The Seventh Seal film review.
Title: The Seventh Seal
Year & Country of Release: 1957, Sweden
Director: Ingmar Bergman
Screenwriter: Ingmar Bergman
Antonius Block and his squire, Jons, return to Sweden after fighting in the crusades to find their country ravaged by the plague.
Death comes to take Antonius, but he challenges Death to a game of chess. If Antonius loses the game, Death may take him, but if Antonius wins then Death must reveal all he knows to Antonius. What Antonius is in search of are answers to the big questions in life – Is there a god and what happens to man after he dies? Is there an afterlife or as his squire believes; nothing at all.
As the game plays out, Antonius travels the country, meeting up with a troupe of actors and others who have survived the plague and also facing their own mortality, until he reaches his castle where Death greets him one final time.

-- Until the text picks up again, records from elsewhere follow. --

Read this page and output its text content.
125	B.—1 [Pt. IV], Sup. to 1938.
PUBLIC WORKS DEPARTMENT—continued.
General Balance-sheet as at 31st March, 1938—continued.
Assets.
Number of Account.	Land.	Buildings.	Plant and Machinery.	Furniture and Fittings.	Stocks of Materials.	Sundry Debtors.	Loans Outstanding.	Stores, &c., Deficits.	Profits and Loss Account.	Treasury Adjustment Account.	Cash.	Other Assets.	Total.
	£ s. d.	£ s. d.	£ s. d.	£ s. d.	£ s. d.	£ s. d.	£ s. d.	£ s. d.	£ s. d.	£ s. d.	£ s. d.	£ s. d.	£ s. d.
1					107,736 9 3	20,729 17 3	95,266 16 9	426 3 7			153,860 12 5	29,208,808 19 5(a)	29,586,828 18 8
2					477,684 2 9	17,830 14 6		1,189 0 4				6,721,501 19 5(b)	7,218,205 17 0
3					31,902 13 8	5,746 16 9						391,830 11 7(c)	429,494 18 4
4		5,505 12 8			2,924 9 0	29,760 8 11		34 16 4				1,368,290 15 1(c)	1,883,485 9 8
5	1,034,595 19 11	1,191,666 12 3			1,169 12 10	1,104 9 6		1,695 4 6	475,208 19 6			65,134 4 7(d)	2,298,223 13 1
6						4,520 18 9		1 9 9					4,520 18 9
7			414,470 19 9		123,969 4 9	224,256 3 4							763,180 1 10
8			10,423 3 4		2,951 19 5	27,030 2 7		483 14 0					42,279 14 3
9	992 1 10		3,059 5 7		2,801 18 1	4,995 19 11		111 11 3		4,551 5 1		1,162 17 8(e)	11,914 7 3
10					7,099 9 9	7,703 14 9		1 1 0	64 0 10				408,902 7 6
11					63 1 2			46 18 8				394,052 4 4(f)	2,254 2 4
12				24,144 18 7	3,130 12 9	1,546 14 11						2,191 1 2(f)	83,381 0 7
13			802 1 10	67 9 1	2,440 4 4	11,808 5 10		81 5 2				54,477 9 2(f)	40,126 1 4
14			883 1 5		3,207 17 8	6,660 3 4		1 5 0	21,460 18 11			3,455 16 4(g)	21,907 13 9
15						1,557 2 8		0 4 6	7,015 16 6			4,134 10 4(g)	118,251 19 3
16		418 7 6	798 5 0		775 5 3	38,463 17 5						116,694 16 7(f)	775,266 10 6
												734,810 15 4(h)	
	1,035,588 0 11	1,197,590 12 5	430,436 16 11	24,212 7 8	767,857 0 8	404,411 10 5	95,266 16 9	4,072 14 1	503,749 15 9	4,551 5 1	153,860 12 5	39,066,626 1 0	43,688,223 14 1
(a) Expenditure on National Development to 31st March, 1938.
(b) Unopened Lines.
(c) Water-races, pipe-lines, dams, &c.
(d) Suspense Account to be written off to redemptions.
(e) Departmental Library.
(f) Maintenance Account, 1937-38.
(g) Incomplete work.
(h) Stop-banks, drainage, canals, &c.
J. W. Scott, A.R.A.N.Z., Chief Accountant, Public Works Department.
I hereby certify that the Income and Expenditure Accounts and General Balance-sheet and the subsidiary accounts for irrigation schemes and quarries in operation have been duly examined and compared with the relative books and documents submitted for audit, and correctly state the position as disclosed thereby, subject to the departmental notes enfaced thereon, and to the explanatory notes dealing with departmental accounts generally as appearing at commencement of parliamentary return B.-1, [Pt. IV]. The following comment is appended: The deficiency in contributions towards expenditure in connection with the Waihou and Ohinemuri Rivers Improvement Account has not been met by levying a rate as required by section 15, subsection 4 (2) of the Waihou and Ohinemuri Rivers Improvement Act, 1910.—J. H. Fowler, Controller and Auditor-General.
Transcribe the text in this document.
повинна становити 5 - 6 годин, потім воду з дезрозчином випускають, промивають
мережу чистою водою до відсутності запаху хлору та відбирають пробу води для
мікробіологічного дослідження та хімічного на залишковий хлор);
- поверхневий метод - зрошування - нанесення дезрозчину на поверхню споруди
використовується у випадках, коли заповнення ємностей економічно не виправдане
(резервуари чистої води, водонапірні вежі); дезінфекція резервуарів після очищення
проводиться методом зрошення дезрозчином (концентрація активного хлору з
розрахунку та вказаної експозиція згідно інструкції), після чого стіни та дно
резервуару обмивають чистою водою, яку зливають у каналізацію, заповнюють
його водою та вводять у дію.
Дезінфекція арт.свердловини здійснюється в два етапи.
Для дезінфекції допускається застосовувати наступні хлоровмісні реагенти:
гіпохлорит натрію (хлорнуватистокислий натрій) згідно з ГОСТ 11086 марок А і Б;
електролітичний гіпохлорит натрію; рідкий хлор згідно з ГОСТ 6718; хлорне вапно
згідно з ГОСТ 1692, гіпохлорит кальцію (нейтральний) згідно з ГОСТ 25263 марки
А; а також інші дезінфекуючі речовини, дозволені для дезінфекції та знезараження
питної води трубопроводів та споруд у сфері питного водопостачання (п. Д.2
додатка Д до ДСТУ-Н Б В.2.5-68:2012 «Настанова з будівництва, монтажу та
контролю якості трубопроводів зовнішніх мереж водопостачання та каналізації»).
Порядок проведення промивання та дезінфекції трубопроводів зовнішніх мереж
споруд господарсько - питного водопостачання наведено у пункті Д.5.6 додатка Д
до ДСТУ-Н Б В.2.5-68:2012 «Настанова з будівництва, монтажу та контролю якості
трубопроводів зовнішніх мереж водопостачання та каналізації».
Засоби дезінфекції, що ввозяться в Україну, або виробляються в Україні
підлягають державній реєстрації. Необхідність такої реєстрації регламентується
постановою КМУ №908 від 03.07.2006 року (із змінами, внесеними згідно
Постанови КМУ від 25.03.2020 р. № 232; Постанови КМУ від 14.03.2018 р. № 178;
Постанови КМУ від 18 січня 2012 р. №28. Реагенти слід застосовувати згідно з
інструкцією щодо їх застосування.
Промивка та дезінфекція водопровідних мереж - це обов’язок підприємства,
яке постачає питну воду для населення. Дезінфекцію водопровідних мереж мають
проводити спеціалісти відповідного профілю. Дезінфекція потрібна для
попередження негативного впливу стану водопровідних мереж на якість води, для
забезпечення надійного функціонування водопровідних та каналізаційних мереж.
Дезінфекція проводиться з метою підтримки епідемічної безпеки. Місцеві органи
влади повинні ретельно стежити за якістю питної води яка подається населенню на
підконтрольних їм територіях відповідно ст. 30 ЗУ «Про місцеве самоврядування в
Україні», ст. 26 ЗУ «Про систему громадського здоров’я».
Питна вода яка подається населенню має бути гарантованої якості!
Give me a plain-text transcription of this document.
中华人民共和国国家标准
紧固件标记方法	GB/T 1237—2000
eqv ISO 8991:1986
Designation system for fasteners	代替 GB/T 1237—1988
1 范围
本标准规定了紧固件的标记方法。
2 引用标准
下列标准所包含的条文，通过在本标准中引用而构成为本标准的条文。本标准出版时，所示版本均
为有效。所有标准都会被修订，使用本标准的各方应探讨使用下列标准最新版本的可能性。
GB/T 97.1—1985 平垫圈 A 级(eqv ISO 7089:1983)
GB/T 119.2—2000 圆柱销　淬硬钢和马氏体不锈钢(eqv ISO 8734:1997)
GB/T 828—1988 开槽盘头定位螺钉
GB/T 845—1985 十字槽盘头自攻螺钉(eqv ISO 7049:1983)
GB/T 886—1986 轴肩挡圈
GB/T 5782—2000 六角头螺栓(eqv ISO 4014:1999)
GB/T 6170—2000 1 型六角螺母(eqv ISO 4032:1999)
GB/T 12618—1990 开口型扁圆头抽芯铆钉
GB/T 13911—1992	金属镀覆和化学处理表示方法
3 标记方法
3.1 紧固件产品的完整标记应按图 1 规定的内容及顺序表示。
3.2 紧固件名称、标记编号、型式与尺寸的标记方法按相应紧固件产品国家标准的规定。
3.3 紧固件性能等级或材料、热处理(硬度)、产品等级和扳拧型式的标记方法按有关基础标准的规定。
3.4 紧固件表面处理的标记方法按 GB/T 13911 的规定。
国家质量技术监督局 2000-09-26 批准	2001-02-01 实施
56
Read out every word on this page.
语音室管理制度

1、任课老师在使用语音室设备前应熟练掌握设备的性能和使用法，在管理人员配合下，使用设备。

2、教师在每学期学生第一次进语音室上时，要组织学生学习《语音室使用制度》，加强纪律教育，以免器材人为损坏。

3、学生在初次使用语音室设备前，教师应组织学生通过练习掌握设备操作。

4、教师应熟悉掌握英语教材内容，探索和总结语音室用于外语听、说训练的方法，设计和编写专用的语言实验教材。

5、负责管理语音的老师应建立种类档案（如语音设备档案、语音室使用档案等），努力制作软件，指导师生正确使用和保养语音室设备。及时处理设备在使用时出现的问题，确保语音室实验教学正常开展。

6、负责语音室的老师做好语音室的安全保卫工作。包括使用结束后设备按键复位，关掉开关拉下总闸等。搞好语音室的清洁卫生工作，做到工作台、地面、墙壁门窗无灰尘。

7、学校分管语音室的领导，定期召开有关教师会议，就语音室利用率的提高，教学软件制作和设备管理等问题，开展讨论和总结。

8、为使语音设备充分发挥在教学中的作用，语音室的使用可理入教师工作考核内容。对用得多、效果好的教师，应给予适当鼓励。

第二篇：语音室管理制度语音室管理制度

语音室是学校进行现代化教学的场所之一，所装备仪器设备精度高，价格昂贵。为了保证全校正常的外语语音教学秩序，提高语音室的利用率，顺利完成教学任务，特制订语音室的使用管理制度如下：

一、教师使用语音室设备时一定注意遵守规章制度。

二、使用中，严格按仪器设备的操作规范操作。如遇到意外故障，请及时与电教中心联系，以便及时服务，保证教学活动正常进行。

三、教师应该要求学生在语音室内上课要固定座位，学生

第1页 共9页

The film’s themes are man’s search for meaning and the inevitability of death.
This film reminded me of Akira Kurosawa’s film Rashomon. Where Kurosawa filmed the sun glimpsed through the trees, Bergman filmed the moon through the trees. In both films, characters are searching for the truth.
Death and the Church are both represented throughout the film. Death is represented not only by the character portraying death, and in the scenes of those dead and dying from the plague but also in other visual devices as well. When we first come across the troupe of actors, one of them puts on a death mask and acts the part of death as if on a stage. The death mask reappears in the background during a scene where Antonius and the actors are at their happiest, eating strawberries and drinking milk, reminding us that death is never too far away. In fact following this scene Death reappears to continue his game of chess with Antonius.
Death is also represented in the church Antonius finds along the way. A painter is putting the finishing touches to a large mural portraying death and the plague, and from here Death, the character, reappears to take Antonius’ confession.
The church is also represented with the visual device of the cross. The cross is sewn onto Antonius’ tunic, and is present when Antonius sits with his sword pointing downwards forming a cross. Then there is the cross the flagellants carry as they walk through a town and pass the group. Also, when Antonius and his group first enter the castle at the end of their journey the scene is shot from above looking down through the rafters which are shaped like a cross and again a cross is evident above the castle’s fireplace.